Currently there are three funding sources supporting the initiatives of the team. The first is a grant from the Child Health and Development Institute of Connecticut on preventing obesity in early childhood by offering parents of economic disadvantage simple and feasible feeding practices to develop healthier food preferences for their children. Duffy and Jennifer Harris, PhD, MBA from Allied Health Sciences and the Rudd Center for Food Policy and Obesity are the co-PIs. Other team members are from Allied Health Sciences, the Rudd Center, the Department of Nutritional Sciences, the Department of Communication, and Connecticut Children’s Medical Center. The community partner is East Hartford Family Resource Center.
“We have a collaborative team that’s trying to develop simple messages for families to help them establish healthy eating behaviors in toddlers. We hope to make messages are tailored to families so they are more meaningful,” says Duffy.
Hatch funding from the Storrs Agricultural Experiment Station, also in UConn’s College of Agriculture, Health and Natural Resources funds tailored messages for health promotion and obesity prevention using e-health and m-health. The inter-disciplinary team is also on this project, with many of the same team members. Three connected studies will harness technology to deliver tailored nutrition and health messages to middle school students, adolescents, and young adults to improve diet quality for obesity prevention. Community partners include Windsor Public Schools and UConn Student Health Services.
The SNAP-Ed program, funded by the Supplemental Nutrition Assistance Program (SNAP) of the United States Department
of Agriculture (USDA) is the third funding source, and glue that connects all of the projects. The SNAP-Ed program has built a foundation in communities throughout central Connecticut and developed strong partnerships over many years of collaboration. In turn, these partnerships allow the team to identify community needs with input from audiences served and program partners.
“We make lessons applicable to our audiences’ lives,” says Tina Dugdale, MS, RD/RN. “It’s possible to eat healthy foods like fruits and vegetables in recommended serving sizes.” The SNAP-Ed program engages undergraduate and graduate students in Allied Health Sciences – especially those in the Dietetics Coordinated Undergraduate Program and Internship – who work in a variety of communities in Connecticut to deliver nutrition education and carry out service and outreach projects.

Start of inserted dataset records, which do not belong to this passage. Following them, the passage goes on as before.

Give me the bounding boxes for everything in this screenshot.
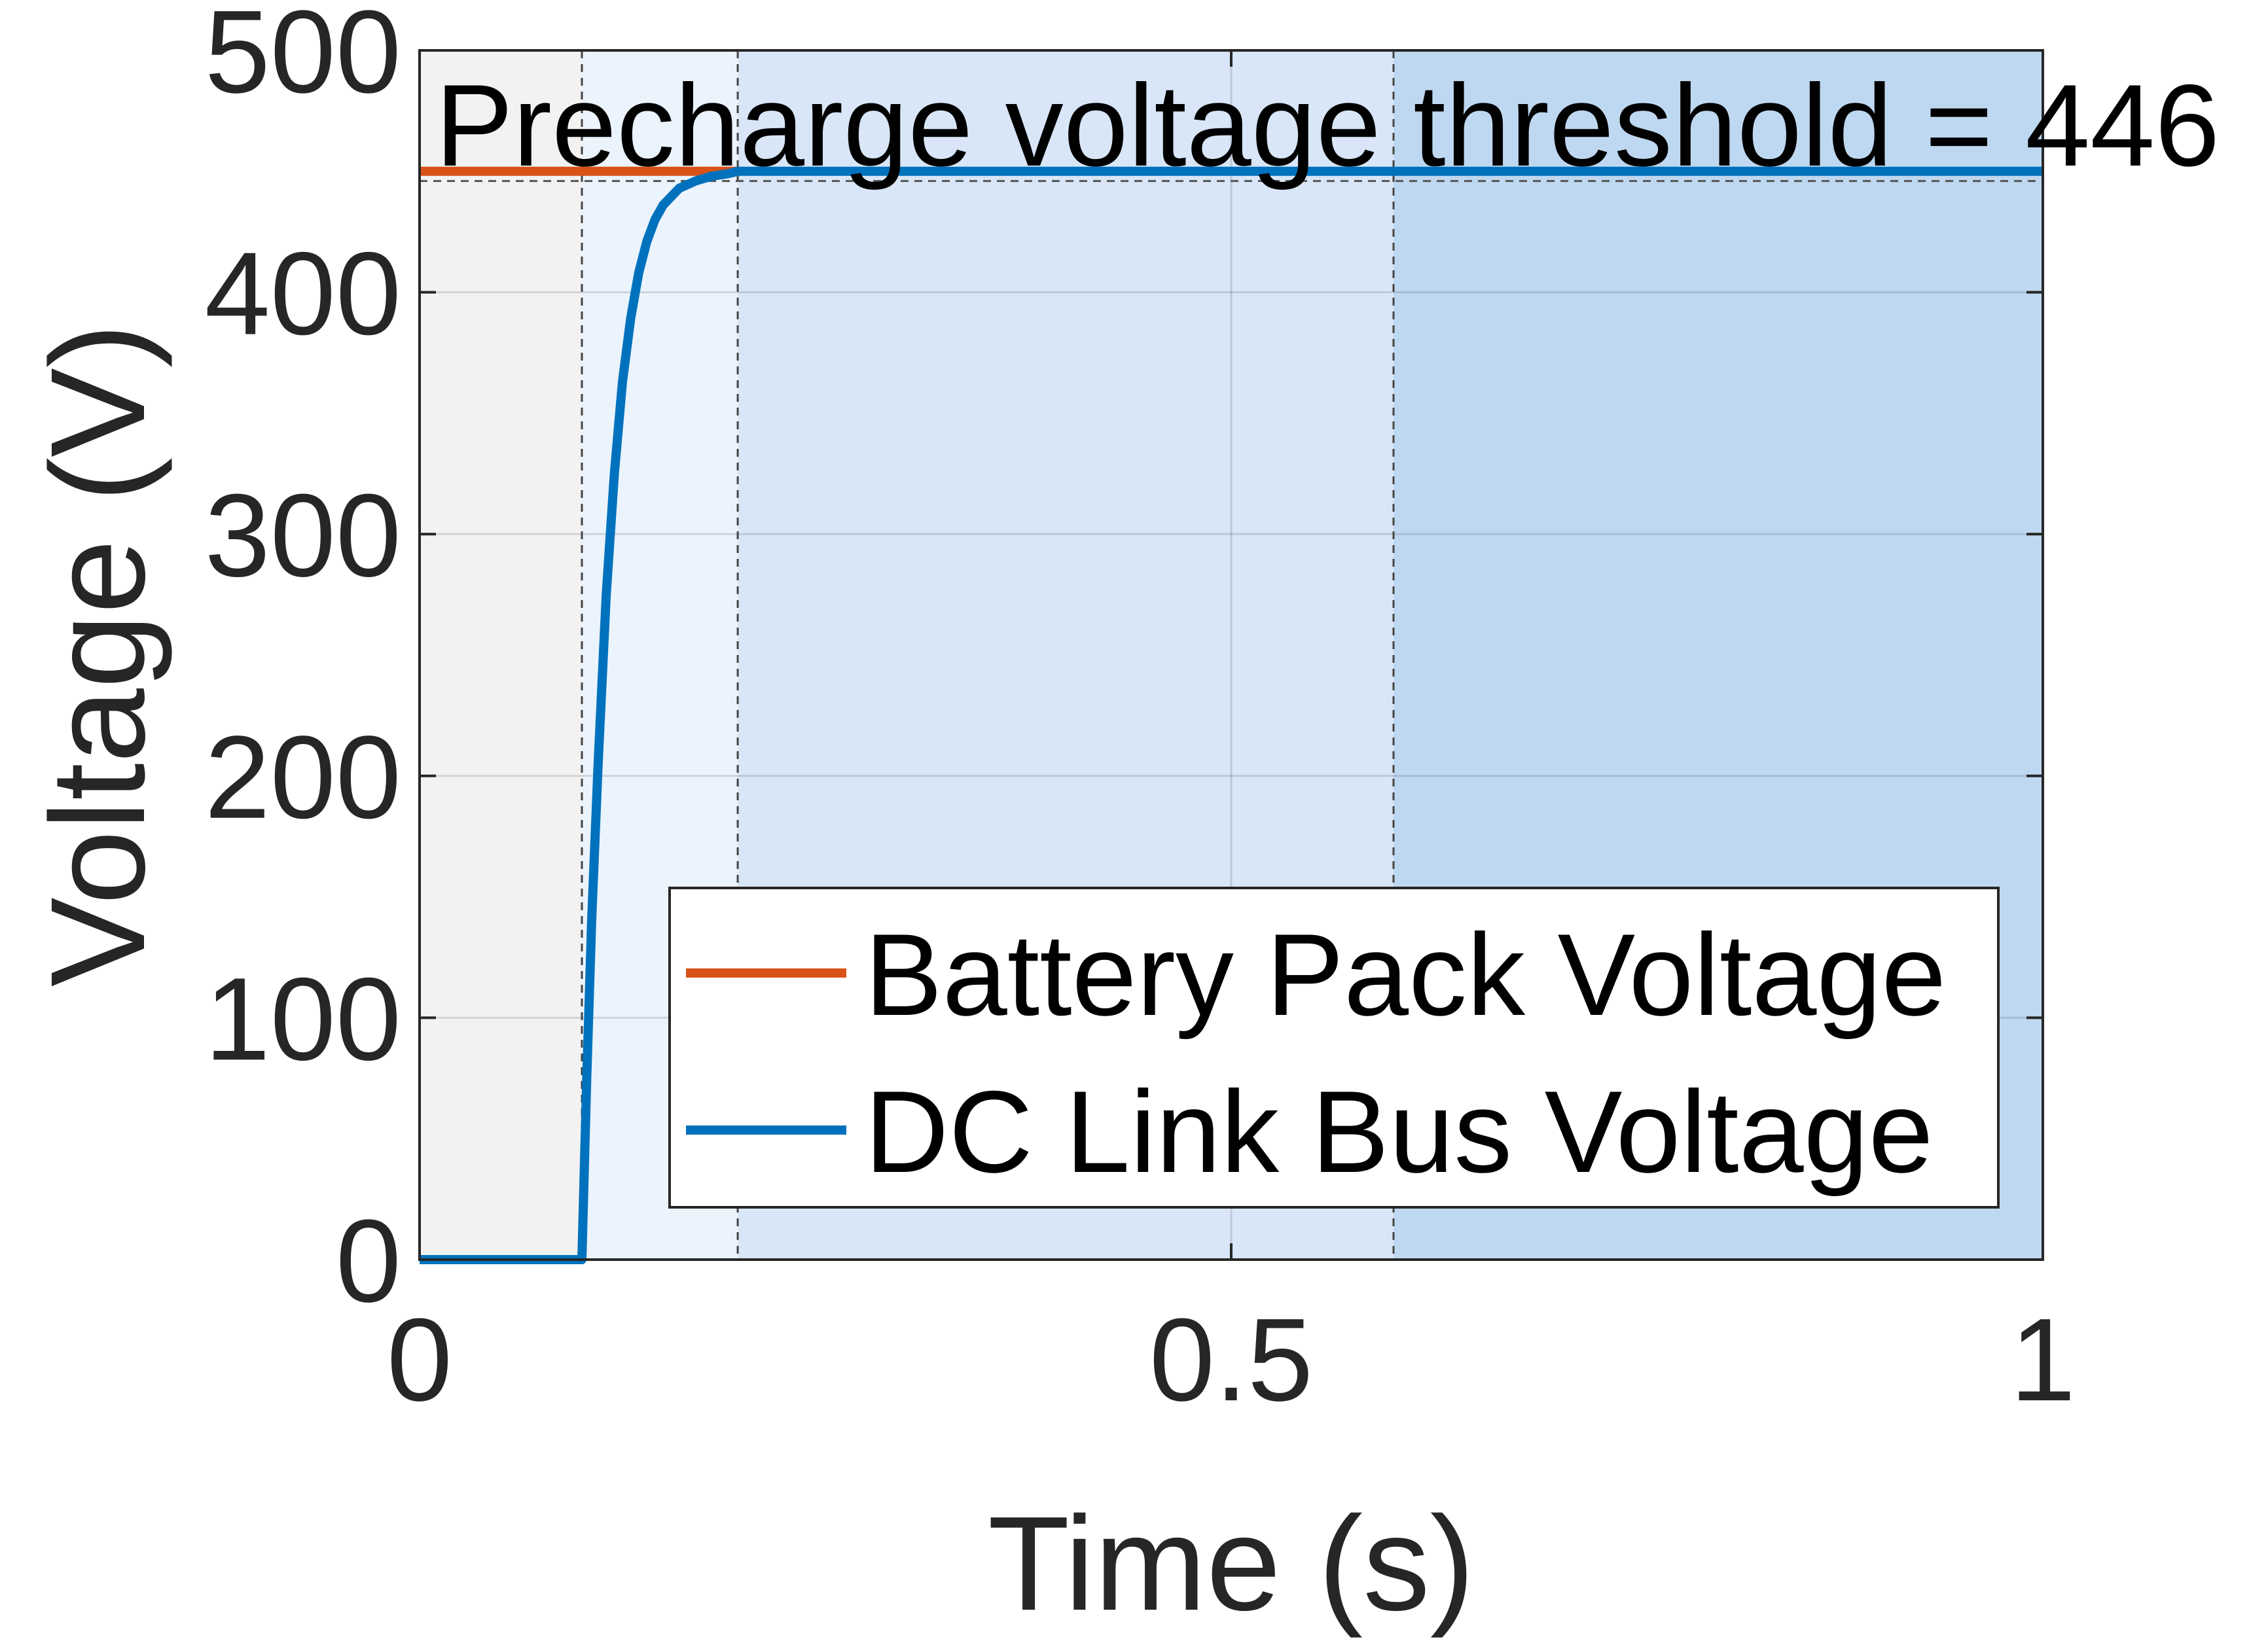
y-tick-label-0: 0 (336, 1195, 401, 1327)
region-0 (420, 50, 582, 1260)
x-tick-label-0: 0 (387, 1294, 452, 1426)
threshold-annotation: Precharge voltage threshold = 446 (435, 60, 2220, 190)
legend: Battery Pack Voltage DC Link Bus Voltage (668, 887, 2000, 1209)
y-tick-label-5: 500 (205, 0, 401, 118)
y-tick-label-2: 200 (205, 712, 401, 843)
x-tick-label-2: 1 (2010, 1294, 2076, 1426)
x-axis-title: Time (s) (988, 1489, 1475, 1638)
y-tick-label-3: 300 (205, 470, 401, 601)
tick-labels: 0 100 200 300 400 500 0 0.5 1 (205, 0, 2076, 1426)
y-axis-title: Voltage (V) (23, 323, 173, 987)
legend-label-battery: Battery Pack Voltage (865, 910, 1946, 1040)
axes-frame (418, 49, 2044, 1261)
legend-label-dc-link: DC Link Bus Voltage (865, 1067, 1934, 1197)
y-tick-label-4: 400 (205, 228, 401, 360)
y-tick-label-1: 100 (205, 953, 401, 1085)
x-tick-label-1: 0.5 (1149, 1294, 1313, 1426)
legend-box (668, 887, 2000, 1209)
series-lines (420, 166, 2043, 1264)
series-line-dc-link (420, 166, 2043, 1264)
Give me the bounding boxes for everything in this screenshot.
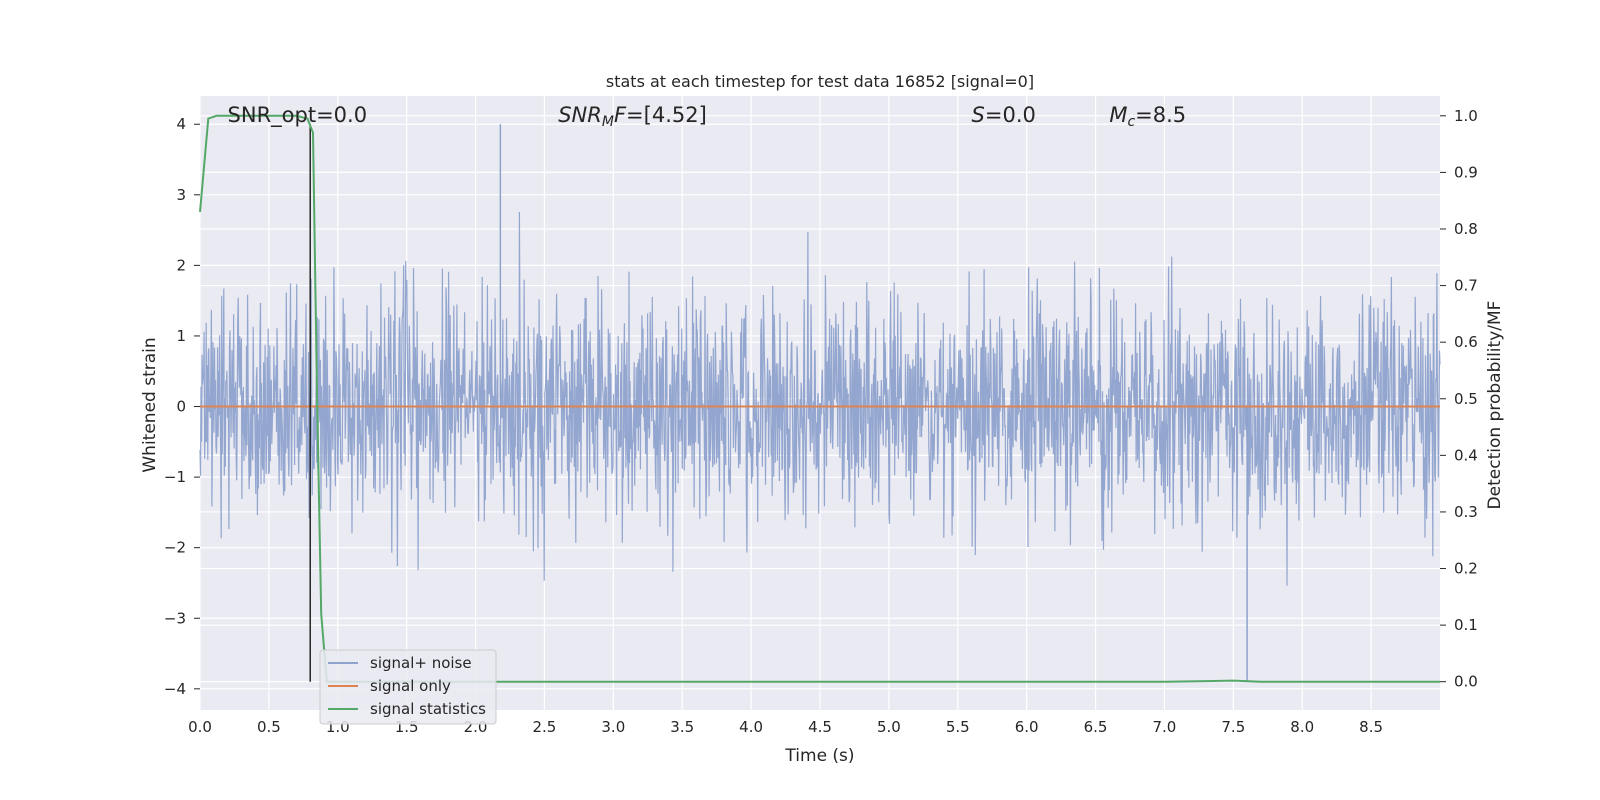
- signal-noise-line: [199, 211, 1441, 586]
- y-right-axis-label: Detection probability/MF: [1485, 301, 1505, 510]
- x-tick-label: 4.5: [808, 718, 832, 736]
- x-axis-label: Time (s): [784, 746, 854, 766]
- x-tick-label: 0.0: [188, 718, 212, 736]
- annotation-snr-opt: SNR_opt=0.0: [228, 103, 368, 128]
- y-tick-label: 4: [176, 115, 186, 133]
- y-tick-label: 3: [176, 186, 186, 204]
- y-right-tick-label: 0.4: [1454, 446, 1478, 464]
- y-right-tick-label: 0.9: [1454, 163, 1478, 181]
- annotations: SNR_opt=0.0 SNRMF=[4.52] S=0.0 Mc=8.5: [228, 103, 1187, 130]
- y-tick-label: −4: [164, 680, 186, 698]
- series-signal-noise: [199, 124, 1441, 682]
- y-right-tick-label: 0.7: [1454, 277, 1478, 295]
- legend: signal+ noise signal only signal statist…: [319, 649, 497, 725]
- y-right-tick-label: 1.0: [1454, 107, 1478, 125]
- y-right-tick-label: 0.6: [1454, 333, 1478, 351]
- x-tick-label: 7.5: [1221, 718, 1245, 736]
- y-tick-label: 0: [176, 398, 186, 416]
- x-tick-label: 8.5: [1359, 718, 1383, 736]
- x-tick-label: 4.0: [739, 718, 763, 736]
- legend-label-signal-statistics: signal statistics: [370, 700, 486, 718]
- y-right-tick-label: 0.0: [1454, 673, 1478, 691]
- y-axis-label: Whitened strain: [140, 337, 160, 472]
- x-tick-label: 3.5: [670, 718, 694, 736]
- tick-labels: 0.0 0.5 1.0 1.5 2.0 2.5 3.0 3.5 4.0 4.5 5.0 5.5 6.0 6…: [164, 107, 1478, 736]
- x-tick-label: 8.0: [1290, 718, 1314, 736]
- legend-box: [319, 649, 497, 725]
- x-tick-label: 0.5: [257, 718, 281, 736]
- annotation-snr-mf: SNRMF=[4.52]: [558, 103, 707, 130]
- x-tick-label: 6.5: [1084, 718, 1108, 736]
- x-tick-label: 5.5: [946, 718, 970, 736]
- y-right-tick-label: 0.1: [1454, 616, 1478, 634]
- y-right-tick-label: 0.2: [1454, 560, 1478, 578]
- annotation-mc: Mc=8.5: [1109, 103, 1186, 130]
- x-tick-label: 7.0: [1153, 718, 1177, 736]
- x-tick-label: 6.0: [1015, 718, 1039, 736]
- y-tick-label: −1: [164, 468, 186, 486]
- annotation-s: S=0.0: [972, 103, 1036, 127]
- y-tick-label: 2: [176, 256, 186, 274]
- y-tick-label: −2: [164, 539, 186, 557]
- y-tick-label: −3: [164, 609, 186, 627]
- legend-label-signal-noise: signal+ noise: [370, 654, 472, 672]
- y-right-tick-label: 0.5: [1454, 390, 1478, 408]
- y-right-tick-label: 0.8: [1454, 220, 1478, 238]
- legend-label-signal-only: signal only: [370, 677, 451, 695]
- x-tick-label: 2.5: [533, 718, 557, 736]
- chart-title: stats at each timestep for test data 168…: [606, 72, 1034, 91]
- x-tick-label: 3.0: [601, 718, 625, 736]
- y-tick-label: 1: [176, 327, 186, 345]
- y-right-tick-label: 0.3: [1454, 503, 1478, 521]
- x-tick-label: 5.0: [877, 718, 901, 736]
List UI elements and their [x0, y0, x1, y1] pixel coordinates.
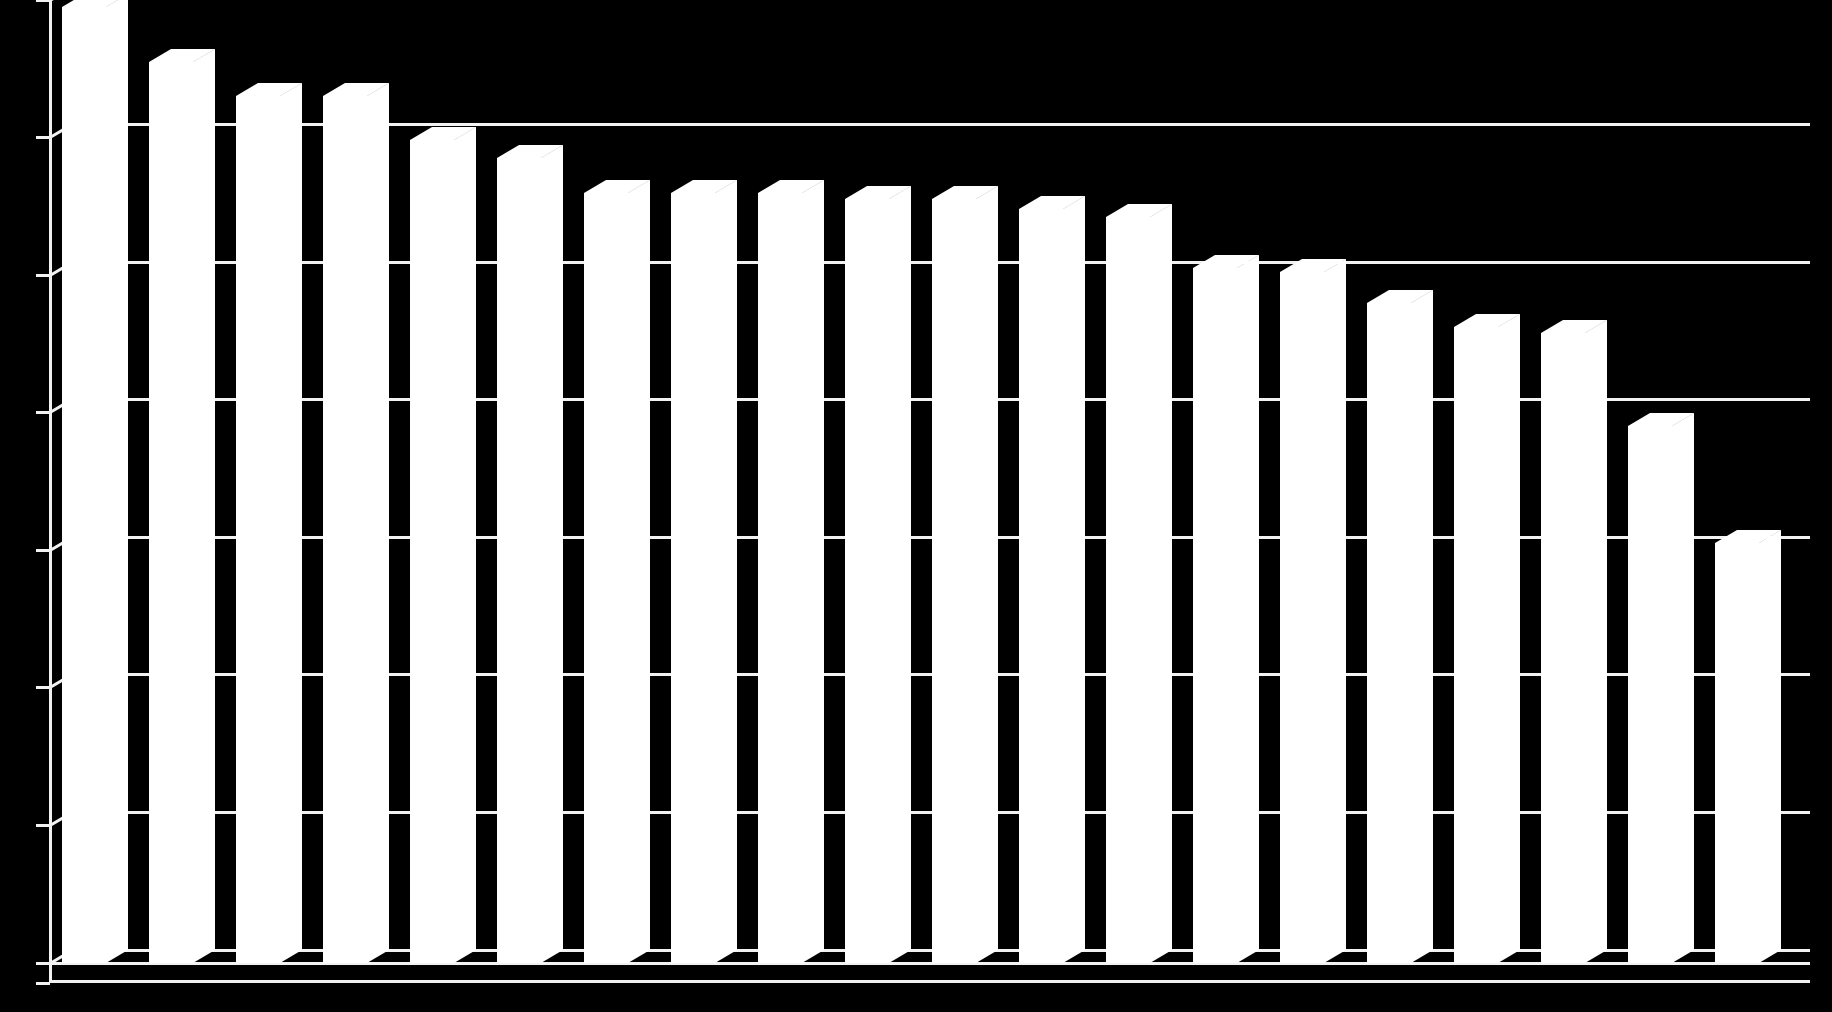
- bar: [410, 140, 454, 963]
- bar-side: [106, 0, 128, 963]
- bar-front: [758, 193, 802, 963]
- bar-side: [541, 145, 563, 963]
- bar-front: [497, 158, 541, 963]
- bar-front: [1367, 303, 1411, 963]
- bar-front: [932, 199, 976, 963]
- bar-front: [410, 140, 454, 963]
- bar-front: [584, 193, 628, 963]
- bar-front: [1715, 543, 1759, 963]
- bar: [1715, 543, 1759, 963]
- bar-front: [149, 62, 193, 963]
- bar-front: [1628, 426, 1672, 963]
- bar-side: [1498, 314, 1520, 963]
- floor-front-bottom: [50, 980, 1810, 983]
- bar: [1019, 209, 1063, 963]
- plot-area: [50, 0, 1810, 983]
- gridline-diagonal: [49, 0, 73, 1]
- bar-side: [1759, 530, 1781, 963]
- bar: [932, 199, 976, 963]
- bar: [149, 62, 193, 963]
- bar-front: [1193, 268, 1237, 963]
- bar-side: [1063, 196, 1085, 963]
- bar-front: [1019, 209, 1063, 963]
- bar-front: [62, 7, 106, 963]
- bar: [1280, 272, 1324, 963]
- bar: [1367, 303, 1411, 963]
- bar-side: [454, 127, 476, 963]
- bar: [671, 193, 715, 963]
- bar-side: [889, 186, 911, 963]
- bar: [236, 96, 280, 963]
- bar: [1541, 333, 1585, 963]
- bar: [1454, 327, 1498, 963]
- bar-front: [1280, 272, 1324, 963]
- bar-front: [1454, 327, 1498, 963]
- bar-side: [1411, 290, 1433, 963]
- bar: [497, 158, 541, 963]
- bar-front: [671, 193, 715, 963]
- bar-front: [1541, 333, 1585, 963]
- bar: [1628, 426, 1672, 963]
- bar-side: [1237, 255, 1259, 963]
- bar-side: [1672, 413, 1694, 963]
- bar: [323, 96, 367, 963]
- bar-side: [715, 180, 737, 963]
- bar-side: [280, 83, 302, 963]
- bar-side: [1150, 204, 1172, 963]
- bar: [758, 193, 802, 963]
- bar-front: [323, 96, 367, 963]
- bar: [62, 7, 106, 963]
- bar-front: [845, 199, 889, 963]
- bar-front: [1106, 217, 1150, 963]
- bar-chart: [0, 0, 1832, 1012]
- bar-side: [1324, 259, 1346, 963]
- bar-side: [628, 180, 650, 963]
- bar: [845, 199, 889, 963]
- bar-front: [236, 96, 280, 963]
- bar-side: [976, 186, 998, 963]
- y-axis-line: [49, 0, 52, 983]
- bar: [1193, 268, 1237, 963]
- bar-side: [367, 83, 389, 963]
- bar: [584, 193, 628, 963]
- bar-side: [193, 49, 215, 963]
- bar-side: [802, 180, 824, 963]
- bar: [1106, 217, 1150, 963]
- bar-side: [1585, 320, 1607, 963]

All three of the projects offer communication and outreach that is culturally relevant and tailored to the populations served. Materials and classes are offered in English and Spanish. Survey research will identify the key gaps in behavior, and further influence the communication campaigns. The goal connecting all projects is to improve family dietary quality and energy balance in families of economic disadvantage.
“Many people are banded together throughout the state putting forth efforts to help people with their hardships,” Dugdale concludes. “It’s a satisfying victory when we see our participants make small changes that contribute to the improvement of their health and nutrition.”
Poulin, S. M. & Peng, J. (2018). Connecticut Childhood Obesity Report, 2018. Hartford, CT: Connecticut Department of Public Health.